O projecto foi desenvolvido em 9 países pelas seguintes entidades: Azienda USL5 Pisa (Itália); Coordinamiento Nazionale Comunitá di Accoglienza - CNCA (Itália); Efxini Poli (Grécia); Initiative for Health Foundation (Bulgária); Khetanipe for the Roma Unity Association (Hungria); Democratic Change Slovakia – PDCS (Eslováquia); Rede Europeia Anti-Pobreza – REAPN (Portugal); Roma Centre for Social Intervention and Studies - Roma CRISS (Roménia); o governo da República Checa – Comissário para os Direitos Humanos (República Checa); Health for Roma Foundation (Bulgária) e Fundación Secretariado Gitano (Espanha) como o coordenador do projecto.

A população Cigana dos países envolvidos caracterizam-se por padrões de vida deficitários, particularmente em relação à saúde, fazendo com que esta minoria seja vulnerável às doenças que foram erradicadas da sociedade maioritária.

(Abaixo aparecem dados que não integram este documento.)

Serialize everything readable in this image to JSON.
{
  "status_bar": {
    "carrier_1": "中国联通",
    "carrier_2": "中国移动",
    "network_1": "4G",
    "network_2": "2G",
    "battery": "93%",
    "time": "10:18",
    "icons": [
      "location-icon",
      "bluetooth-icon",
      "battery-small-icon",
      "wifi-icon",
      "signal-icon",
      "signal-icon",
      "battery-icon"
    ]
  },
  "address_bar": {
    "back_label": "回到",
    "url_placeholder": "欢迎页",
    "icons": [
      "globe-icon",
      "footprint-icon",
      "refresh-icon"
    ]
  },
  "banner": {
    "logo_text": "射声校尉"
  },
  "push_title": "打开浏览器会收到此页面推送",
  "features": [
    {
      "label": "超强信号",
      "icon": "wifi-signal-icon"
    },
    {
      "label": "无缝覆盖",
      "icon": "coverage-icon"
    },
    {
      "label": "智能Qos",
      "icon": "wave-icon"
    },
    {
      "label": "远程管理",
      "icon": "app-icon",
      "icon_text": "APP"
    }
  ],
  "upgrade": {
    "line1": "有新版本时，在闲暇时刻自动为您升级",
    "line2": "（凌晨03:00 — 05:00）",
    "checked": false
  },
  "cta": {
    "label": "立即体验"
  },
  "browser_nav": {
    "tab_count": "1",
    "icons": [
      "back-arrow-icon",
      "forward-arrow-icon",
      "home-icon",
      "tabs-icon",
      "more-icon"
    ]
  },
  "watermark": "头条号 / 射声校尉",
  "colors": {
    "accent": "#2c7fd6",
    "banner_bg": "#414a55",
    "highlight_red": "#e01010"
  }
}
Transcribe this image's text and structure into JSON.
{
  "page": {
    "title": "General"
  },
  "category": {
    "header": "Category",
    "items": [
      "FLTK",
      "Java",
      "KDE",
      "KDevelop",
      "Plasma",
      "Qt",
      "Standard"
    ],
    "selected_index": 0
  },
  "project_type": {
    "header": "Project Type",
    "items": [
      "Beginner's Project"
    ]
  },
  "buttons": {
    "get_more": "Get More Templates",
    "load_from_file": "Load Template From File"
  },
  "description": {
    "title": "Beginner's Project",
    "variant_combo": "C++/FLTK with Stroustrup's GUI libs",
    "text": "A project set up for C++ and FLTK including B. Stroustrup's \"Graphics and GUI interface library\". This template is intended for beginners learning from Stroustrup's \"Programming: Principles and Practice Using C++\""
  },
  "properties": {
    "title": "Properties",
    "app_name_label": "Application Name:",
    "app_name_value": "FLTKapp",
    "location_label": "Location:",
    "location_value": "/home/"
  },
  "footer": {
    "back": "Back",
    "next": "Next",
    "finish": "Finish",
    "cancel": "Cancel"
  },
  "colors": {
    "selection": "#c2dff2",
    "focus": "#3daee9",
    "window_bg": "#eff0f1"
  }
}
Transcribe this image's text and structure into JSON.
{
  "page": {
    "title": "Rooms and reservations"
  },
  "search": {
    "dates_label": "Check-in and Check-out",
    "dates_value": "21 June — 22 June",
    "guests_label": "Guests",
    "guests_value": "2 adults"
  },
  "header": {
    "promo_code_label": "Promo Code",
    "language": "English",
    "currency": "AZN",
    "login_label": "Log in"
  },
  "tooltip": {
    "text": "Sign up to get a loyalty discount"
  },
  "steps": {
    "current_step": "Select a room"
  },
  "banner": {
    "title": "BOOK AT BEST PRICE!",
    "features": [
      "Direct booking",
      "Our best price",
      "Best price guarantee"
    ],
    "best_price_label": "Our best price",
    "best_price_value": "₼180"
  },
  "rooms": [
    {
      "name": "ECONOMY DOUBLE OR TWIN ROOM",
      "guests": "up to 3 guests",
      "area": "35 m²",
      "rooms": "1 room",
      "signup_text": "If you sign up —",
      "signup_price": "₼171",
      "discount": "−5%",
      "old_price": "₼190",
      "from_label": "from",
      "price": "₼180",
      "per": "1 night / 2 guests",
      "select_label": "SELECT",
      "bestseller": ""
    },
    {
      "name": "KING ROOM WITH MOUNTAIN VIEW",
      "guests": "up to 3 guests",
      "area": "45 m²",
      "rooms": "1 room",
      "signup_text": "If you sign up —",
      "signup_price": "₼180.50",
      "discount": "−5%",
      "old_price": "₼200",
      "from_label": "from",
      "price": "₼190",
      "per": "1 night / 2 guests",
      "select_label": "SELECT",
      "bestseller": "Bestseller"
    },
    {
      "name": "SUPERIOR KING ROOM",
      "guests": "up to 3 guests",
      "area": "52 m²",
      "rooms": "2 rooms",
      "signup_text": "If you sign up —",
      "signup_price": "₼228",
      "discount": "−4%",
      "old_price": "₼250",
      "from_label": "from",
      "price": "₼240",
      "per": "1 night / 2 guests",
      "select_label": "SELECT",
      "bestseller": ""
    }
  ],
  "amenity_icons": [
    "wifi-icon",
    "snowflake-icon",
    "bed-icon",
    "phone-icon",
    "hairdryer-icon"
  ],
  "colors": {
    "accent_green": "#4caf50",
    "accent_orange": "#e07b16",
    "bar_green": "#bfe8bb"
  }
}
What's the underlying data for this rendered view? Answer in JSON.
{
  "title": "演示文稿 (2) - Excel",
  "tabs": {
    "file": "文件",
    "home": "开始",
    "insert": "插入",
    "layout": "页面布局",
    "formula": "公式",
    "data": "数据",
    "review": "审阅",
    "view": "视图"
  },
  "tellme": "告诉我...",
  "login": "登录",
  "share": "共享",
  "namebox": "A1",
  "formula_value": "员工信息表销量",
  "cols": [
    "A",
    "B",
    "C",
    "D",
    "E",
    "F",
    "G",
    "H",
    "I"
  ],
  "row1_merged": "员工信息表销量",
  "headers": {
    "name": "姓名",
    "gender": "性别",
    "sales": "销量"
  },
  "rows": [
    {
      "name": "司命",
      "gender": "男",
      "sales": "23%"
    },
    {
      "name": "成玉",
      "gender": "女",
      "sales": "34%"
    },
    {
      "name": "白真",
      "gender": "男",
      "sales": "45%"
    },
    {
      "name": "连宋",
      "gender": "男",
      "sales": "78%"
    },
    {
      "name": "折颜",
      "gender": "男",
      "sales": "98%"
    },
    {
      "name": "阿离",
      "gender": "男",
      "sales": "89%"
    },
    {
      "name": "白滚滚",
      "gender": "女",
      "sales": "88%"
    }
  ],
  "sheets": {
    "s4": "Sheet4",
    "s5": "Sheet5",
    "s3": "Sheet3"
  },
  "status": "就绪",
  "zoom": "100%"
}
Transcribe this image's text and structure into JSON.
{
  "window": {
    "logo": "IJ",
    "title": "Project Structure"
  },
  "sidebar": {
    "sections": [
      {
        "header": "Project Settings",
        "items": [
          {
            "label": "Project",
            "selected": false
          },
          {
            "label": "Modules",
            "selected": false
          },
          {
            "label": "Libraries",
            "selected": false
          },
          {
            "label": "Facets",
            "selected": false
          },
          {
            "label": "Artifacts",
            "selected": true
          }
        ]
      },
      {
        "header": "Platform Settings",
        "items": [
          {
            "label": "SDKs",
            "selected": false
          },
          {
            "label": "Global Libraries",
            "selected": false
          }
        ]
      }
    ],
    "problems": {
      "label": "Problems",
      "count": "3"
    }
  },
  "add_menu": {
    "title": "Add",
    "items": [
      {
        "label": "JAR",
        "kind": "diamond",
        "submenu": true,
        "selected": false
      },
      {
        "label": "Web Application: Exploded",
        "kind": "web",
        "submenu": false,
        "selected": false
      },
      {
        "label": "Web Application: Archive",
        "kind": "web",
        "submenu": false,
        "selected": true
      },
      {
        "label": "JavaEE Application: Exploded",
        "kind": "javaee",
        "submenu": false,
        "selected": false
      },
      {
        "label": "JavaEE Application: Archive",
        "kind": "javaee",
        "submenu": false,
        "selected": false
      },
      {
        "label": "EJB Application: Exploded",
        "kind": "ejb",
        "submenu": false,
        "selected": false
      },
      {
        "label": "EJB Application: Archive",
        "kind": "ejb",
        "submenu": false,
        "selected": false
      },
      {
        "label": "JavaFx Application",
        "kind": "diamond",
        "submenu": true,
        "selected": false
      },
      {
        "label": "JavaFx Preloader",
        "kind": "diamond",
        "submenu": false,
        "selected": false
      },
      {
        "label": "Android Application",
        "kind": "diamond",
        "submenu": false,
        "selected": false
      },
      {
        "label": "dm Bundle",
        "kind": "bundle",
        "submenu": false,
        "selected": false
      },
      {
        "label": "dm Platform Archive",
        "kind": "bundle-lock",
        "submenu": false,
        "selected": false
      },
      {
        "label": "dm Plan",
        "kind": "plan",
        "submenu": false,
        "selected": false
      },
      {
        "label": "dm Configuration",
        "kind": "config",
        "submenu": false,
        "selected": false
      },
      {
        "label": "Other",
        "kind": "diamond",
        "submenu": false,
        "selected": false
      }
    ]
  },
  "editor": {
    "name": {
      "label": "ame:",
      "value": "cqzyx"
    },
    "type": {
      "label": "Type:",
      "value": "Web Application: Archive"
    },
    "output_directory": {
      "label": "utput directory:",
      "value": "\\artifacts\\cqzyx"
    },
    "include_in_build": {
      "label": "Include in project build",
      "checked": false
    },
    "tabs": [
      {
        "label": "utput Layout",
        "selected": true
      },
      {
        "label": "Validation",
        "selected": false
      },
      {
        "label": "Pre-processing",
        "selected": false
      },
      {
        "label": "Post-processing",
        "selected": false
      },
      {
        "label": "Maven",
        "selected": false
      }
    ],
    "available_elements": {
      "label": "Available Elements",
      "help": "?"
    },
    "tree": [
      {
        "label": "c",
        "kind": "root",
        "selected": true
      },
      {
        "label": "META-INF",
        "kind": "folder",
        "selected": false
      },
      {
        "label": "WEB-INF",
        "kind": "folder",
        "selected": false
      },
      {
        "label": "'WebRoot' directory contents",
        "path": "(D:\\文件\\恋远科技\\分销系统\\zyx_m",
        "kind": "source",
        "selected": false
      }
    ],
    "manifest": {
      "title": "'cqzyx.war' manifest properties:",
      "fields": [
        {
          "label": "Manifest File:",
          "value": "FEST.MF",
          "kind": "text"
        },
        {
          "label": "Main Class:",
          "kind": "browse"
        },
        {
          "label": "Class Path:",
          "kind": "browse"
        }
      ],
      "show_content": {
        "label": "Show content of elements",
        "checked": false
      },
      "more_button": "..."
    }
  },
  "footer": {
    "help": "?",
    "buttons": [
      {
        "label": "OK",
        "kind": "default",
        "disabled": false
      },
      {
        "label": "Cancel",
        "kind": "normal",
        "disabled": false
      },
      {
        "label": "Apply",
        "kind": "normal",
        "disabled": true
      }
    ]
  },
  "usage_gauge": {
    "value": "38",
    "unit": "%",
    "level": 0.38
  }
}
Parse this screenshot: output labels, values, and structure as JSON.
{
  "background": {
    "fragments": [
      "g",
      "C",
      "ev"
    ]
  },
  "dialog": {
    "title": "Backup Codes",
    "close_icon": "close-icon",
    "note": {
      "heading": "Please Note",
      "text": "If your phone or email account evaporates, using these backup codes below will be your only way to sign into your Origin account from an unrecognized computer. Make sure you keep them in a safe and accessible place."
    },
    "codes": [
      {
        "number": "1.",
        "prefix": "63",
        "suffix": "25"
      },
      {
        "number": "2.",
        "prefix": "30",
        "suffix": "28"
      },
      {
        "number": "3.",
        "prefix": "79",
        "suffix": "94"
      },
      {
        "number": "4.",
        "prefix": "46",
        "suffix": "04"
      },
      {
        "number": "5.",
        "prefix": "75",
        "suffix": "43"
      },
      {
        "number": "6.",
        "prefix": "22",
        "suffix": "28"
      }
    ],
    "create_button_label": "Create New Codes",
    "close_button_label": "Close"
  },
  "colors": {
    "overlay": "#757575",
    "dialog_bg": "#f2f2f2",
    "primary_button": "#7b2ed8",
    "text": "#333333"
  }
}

A erradicação das desigualdades de saúde apresentadas pelas Comunidades Ciganas deve constar na agenda política para garantir os direitos humanos dos cidadãos europeus.Assim, o projecto visa recolher informação sobre a situação actual das Comunidades Ciganas relativamente à saúde, comparando com a situação da sociedade maioritária no sentido de definir um conjunto de recomendações e estratégias de intervenção dirigidas aos responsáveis pelas decisões; identificando as principais causas; nomeadamente o inadequado acesso da população cigana aos serviços de saúde, o uso inadequado destes serviços devido aos hábitos culturais com vista a planificar formação e a mobilizar as principais partes interessadas, analisando as causas socio-económicas e ambientais em detrimento dos padrões de saúde e o papel dos líderes da comunidade, dos mediadores sociais e das mulheres ciganas na promoção da saúde com vista a adquirir um conjunto de capacidades e conhecimentos fundamentais.